Below is a list of the episodes that are available and can be watched on YouTube:
Episode 1, “Making a Shidduch,” highlights the key role of MeckMIN in swiftly bringing diverse faith communities and nonprofits together to meet needs and adapt to the new realities of the pandemic.
In Episode 2, “The Muslim in the Room: A Conversation with Hannah Hasan,” LeDayne McLeese Polaski talks with storyteller and spoken word artist Hannah Hasan about how prayer and faith guided through the unexpected changes in her career caused by the pandemic, how the pandemic opened her eyes to a fear she needed to confront, and how it feels to be “the Muslim in the room.”

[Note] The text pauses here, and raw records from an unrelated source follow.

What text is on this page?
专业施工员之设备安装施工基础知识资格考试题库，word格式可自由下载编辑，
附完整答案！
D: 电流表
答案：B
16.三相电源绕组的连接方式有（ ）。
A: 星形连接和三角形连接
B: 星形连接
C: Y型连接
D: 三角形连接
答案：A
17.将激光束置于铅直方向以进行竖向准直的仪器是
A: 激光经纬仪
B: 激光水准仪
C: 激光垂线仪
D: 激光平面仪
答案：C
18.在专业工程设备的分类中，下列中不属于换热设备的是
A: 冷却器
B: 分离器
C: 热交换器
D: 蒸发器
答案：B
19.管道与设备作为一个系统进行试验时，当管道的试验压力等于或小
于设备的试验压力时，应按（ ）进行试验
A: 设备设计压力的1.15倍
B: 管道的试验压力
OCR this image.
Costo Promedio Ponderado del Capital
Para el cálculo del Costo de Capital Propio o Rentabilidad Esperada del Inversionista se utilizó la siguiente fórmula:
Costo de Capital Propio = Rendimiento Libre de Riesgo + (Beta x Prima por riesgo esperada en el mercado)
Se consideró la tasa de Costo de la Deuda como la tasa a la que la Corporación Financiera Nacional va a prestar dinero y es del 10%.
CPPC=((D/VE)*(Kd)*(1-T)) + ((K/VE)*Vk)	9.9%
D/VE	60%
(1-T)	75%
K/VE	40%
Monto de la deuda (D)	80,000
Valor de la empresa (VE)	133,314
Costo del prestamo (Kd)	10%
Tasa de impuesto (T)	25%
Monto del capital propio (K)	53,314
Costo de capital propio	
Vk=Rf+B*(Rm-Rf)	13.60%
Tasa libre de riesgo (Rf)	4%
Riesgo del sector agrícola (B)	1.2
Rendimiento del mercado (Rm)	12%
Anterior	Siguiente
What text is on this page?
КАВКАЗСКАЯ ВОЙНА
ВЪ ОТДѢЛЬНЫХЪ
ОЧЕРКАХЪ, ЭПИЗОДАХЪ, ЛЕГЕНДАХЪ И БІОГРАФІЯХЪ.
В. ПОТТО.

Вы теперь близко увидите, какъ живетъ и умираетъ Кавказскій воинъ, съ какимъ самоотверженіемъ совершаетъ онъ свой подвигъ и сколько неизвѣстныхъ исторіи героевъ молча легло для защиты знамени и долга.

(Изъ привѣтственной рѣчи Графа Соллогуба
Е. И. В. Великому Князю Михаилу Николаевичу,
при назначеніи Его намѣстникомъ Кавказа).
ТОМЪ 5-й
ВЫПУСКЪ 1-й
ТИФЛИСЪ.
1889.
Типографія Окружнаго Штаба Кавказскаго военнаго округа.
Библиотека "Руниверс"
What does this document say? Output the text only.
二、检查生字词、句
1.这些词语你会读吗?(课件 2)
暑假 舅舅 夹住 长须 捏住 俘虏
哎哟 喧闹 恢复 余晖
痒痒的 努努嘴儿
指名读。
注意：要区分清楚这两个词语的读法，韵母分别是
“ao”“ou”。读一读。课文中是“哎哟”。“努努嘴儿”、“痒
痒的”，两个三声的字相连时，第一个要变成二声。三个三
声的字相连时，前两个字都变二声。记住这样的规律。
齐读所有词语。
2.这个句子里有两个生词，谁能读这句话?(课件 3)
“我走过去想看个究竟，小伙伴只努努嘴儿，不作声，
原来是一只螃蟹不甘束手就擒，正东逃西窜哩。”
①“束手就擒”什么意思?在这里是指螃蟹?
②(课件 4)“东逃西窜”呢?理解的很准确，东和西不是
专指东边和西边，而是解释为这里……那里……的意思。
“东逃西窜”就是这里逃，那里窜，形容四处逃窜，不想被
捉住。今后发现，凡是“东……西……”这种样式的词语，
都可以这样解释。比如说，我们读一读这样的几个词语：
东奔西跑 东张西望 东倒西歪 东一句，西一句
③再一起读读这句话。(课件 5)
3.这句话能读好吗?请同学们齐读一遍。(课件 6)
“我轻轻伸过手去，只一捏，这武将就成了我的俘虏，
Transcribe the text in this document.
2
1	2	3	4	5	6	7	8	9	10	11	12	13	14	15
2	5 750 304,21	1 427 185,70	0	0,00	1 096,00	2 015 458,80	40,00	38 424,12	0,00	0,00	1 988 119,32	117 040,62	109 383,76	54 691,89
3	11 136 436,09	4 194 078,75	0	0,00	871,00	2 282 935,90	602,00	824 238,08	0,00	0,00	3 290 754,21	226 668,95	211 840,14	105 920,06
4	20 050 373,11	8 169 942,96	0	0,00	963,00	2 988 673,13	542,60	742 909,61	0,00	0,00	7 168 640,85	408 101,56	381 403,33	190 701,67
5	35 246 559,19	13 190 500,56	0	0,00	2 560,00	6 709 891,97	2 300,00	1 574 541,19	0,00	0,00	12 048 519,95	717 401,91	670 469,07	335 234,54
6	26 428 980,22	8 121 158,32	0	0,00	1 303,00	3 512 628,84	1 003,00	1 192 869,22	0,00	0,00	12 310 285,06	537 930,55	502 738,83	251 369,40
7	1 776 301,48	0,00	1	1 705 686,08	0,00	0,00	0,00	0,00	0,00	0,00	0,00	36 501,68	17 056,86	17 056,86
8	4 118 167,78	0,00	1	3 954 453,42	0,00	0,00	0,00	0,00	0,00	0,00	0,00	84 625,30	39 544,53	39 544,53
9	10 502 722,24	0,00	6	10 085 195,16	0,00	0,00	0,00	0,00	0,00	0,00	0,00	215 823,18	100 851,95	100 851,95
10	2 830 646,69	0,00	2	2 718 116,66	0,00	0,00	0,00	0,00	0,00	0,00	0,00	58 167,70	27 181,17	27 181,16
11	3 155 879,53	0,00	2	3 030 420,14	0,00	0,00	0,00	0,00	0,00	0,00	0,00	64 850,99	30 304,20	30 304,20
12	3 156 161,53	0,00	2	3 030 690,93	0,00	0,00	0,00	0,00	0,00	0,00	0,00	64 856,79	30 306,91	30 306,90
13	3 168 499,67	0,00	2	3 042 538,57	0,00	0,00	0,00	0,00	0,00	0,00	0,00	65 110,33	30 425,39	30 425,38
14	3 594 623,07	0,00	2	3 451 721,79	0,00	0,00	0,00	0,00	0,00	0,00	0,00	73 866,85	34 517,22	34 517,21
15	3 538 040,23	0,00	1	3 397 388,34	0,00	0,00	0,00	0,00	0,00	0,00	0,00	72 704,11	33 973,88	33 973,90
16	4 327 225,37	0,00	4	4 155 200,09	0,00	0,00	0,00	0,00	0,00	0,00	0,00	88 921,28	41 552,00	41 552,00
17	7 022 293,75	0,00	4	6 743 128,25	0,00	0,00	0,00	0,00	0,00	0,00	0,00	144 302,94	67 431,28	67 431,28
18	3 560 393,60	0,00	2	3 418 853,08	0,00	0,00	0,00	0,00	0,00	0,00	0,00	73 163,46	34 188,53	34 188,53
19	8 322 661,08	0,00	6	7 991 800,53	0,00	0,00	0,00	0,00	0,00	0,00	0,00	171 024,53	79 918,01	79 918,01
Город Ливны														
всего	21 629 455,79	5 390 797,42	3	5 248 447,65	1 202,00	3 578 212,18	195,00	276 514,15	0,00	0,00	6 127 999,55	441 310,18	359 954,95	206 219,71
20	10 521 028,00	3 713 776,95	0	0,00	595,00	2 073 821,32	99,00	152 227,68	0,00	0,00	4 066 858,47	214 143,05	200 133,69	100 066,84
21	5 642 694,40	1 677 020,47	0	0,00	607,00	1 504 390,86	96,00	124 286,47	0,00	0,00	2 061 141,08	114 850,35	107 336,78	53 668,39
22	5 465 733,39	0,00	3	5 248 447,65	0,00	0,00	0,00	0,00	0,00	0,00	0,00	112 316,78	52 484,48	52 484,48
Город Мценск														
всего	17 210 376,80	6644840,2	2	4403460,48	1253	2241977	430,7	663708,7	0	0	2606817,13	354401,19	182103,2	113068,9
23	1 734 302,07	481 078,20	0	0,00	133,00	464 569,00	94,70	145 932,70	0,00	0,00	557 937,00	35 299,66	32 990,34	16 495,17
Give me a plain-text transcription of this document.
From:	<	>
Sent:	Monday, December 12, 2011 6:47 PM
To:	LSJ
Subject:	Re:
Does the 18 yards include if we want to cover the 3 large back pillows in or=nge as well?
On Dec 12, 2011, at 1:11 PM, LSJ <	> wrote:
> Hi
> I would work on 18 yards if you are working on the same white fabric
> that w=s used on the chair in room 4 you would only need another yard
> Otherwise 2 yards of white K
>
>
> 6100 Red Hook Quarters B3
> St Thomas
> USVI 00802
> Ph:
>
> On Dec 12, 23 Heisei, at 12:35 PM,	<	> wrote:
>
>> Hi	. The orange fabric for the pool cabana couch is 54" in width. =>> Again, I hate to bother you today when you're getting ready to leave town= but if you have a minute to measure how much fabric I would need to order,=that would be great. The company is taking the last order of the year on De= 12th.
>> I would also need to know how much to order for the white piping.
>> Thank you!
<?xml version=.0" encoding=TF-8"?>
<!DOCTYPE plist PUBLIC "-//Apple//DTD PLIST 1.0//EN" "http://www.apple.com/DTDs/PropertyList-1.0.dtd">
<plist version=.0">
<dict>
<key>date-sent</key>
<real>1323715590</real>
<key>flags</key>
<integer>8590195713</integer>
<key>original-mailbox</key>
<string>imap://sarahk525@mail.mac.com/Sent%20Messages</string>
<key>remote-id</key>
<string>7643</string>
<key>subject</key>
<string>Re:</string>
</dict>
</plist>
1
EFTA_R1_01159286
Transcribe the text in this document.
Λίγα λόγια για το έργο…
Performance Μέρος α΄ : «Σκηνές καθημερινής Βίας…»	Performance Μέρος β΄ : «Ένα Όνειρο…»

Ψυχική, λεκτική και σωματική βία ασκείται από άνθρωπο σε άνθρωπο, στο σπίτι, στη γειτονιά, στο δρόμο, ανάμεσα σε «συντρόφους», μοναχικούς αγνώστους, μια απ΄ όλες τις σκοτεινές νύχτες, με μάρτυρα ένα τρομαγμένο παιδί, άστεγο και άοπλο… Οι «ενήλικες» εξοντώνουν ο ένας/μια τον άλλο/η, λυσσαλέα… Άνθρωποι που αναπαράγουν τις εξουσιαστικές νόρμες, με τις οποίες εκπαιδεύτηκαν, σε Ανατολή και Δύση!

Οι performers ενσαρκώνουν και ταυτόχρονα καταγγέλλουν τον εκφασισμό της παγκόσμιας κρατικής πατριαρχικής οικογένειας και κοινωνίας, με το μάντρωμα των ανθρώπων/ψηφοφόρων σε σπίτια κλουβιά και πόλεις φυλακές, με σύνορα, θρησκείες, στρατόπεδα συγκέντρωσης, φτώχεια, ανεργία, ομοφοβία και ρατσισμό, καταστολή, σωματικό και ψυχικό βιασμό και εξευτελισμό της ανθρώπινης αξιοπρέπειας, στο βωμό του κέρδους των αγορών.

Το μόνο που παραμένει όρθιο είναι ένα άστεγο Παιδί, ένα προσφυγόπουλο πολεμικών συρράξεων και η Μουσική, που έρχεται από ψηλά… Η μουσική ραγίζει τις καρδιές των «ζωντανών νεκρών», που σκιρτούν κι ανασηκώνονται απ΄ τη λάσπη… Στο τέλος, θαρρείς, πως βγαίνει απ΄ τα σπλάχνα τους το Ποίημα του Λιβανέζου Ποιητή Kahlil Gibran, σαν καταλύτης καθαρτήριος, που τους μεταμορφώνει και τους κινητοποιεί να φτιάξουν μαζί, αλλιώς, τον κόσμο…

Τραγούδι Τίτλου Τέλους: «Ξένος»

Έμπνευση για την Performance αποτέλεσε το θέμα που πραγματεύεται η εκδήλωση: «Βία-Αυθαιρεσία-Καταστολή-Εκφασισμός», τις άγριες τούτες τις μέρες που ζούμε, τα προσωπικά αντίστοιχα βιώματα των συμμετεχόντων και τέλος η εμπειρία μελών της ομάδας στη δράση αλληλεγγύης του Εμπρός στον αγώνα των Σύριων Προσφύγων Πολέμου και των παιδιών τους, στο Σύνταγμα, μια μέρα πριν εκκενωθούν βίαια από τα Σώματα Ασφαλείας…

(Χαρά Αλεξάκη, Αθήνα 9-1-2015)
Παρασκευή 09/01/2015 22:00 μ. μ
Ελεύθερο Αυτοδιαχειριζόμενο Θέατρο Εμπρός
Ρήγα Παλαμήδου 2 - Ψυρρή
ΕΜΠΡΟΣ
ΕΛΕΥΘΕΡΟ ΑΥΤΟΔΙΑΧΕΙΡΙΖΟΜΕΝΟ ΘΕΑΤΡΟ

In Episode 3, “Doing the Work,” leaders of Bahá’í, Buddhist, Christian, Sikh, and Unitarian Universalist communities share the values that guide them and describe how their organizations have responded to the pandemic.
Episode 4, “That They All May Be One,” documents how the Chapel of Christ the King Episcopal Church is transforming the church’s underutilized property into an edible landscape that will address food insecurity and provide an outdoor space where longtime residents and new arrivals can come together in Charlotte’s Optimist Park neighborhood. The episode also explores the church’s role in organizing an emergency property tax relief fund to help longtime residents hold on to their homes as the neighborhood experiences rapid gentrification.